O ódio prevalecera entre os sentimentos de Robert, e uma sensação estranha percorreu seu corpo. A carta havia sido a resposta indesejada para as perguntas que fazia a si mesmo desde que retornaram do encontro com Zack.

— Wilbur... — começou ele, respirando fundo para prosseguir de maneira calma e afastar aquela sensação dolorosa. Parecia que suas vísceras comprimiam-se à força dentro de seu corpo. — Temos que ir embora daqui. Agora. — Disse, em meio à respiração ofegante, apoiando o cotovelo direto na parede ao lado e pressionando o punho esquerdo em sua barriga.

Aquilo não era comum. Com sorte, teria contraído alguma bacteriose em seu caminho por Mustard que possuísse aquela sensação como sintoma. Porém, não havia tempo para ir a um hospital, o que significava que Wilbur não poderia saber de nada, ou insistiria em uma consulta médica. O melhor a se fazer, naquele momento, era fingir bem-estar e manter a determinação.
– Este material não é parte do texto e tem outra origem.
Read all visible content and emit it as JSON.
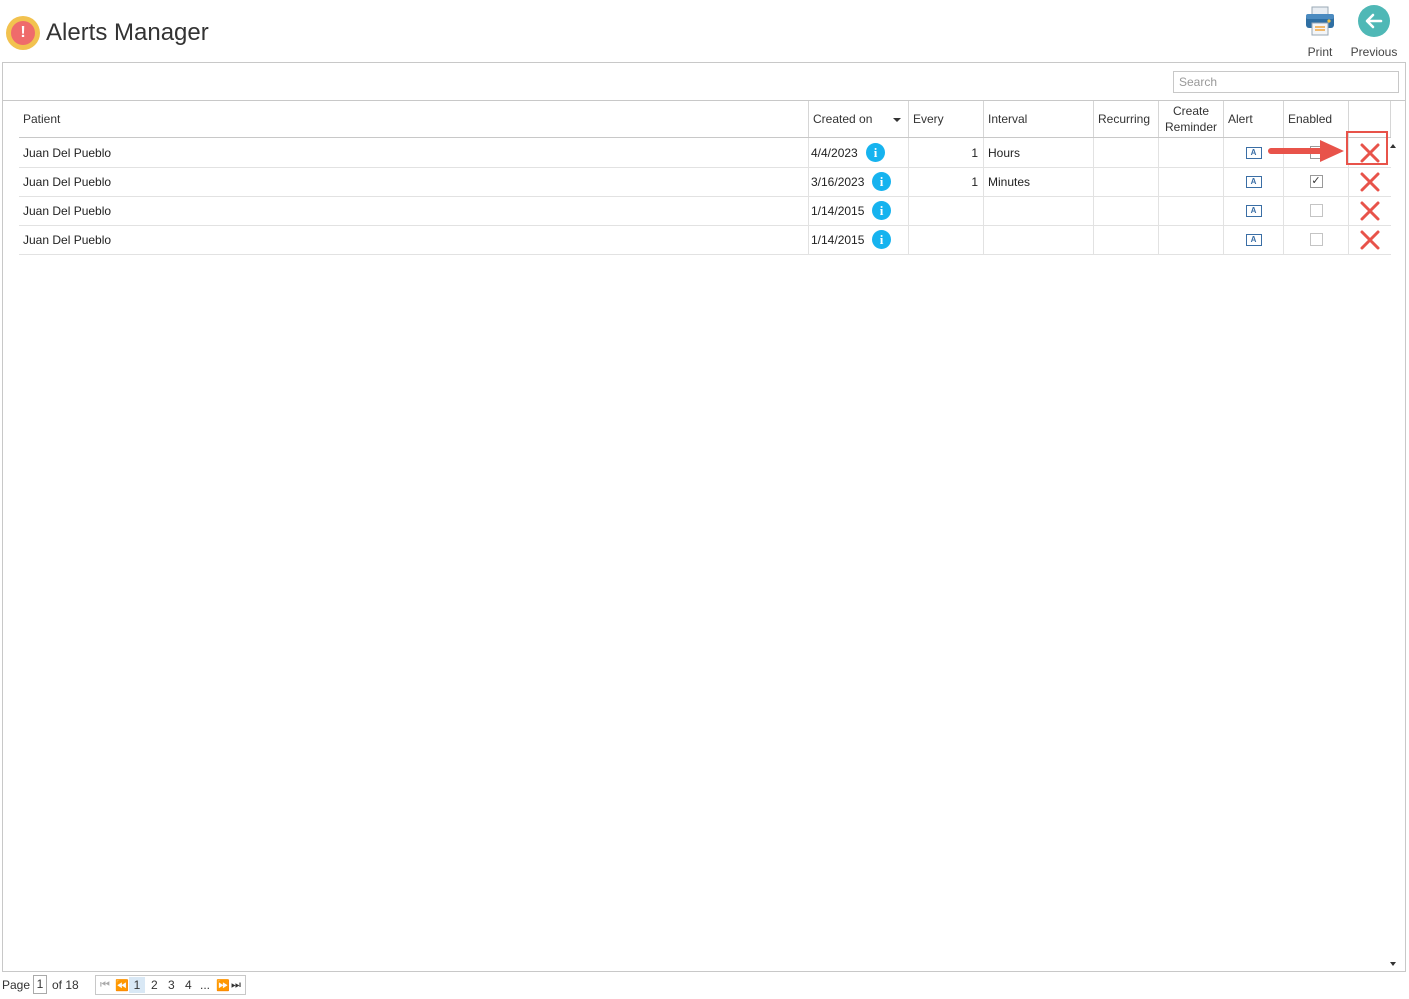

Robert precisou de algum tempo para que a dor em seu interior aliviasse e permitisse que seus músculos se movessem novamente. Tinha que agir o mais rápido possível, antes que outra pontada o pegasse de surpresa. Ele pegou a folha amassada com o endereço de Eva que havia deixado sobre a cama e enfiou no bolso. Aquele era seu trunfo, a base de todo o plano. Então caminhou em direção a mesa de madeira no canto do quarto e retirou uma camiseta preta de dentro de sua mochila.

— Por que outra camisa? — Wilbur levantou a cabeça apenas o suficiente para que pudesse acompanhar o movimento de Robert.

— Preciso de uma camisa limpa. Porque pelo que me parece — Robert trocava de camisa enquanto falava. Sua voz soava ainda um pouco esganiçada, mas nada capaz de levantar perguntas sobre o assunto. — Vamos nos meter em uma grande encrenca. — Ele utilizou o nariz para expirar e forjar um riso.

— Ótimo. — Wilbur sussurrou para si mesmo, sarcasticamente.

Após vestir a camiseta, Robert não pôde deixar de analisar a pequena mochila alaranjada sobre a mesa, intocada, como uma relíquia. O cheiro de Mayla ainda encontrava-se impregnado nela, lembrando-no do sorriso singelo que a garota herdara da mãe.

— Nós temos um plano? — perguntou Wilbur.

Robert se forçou a desviar o olhar da mochila alaranjada e desprender-se do pensamento anterior.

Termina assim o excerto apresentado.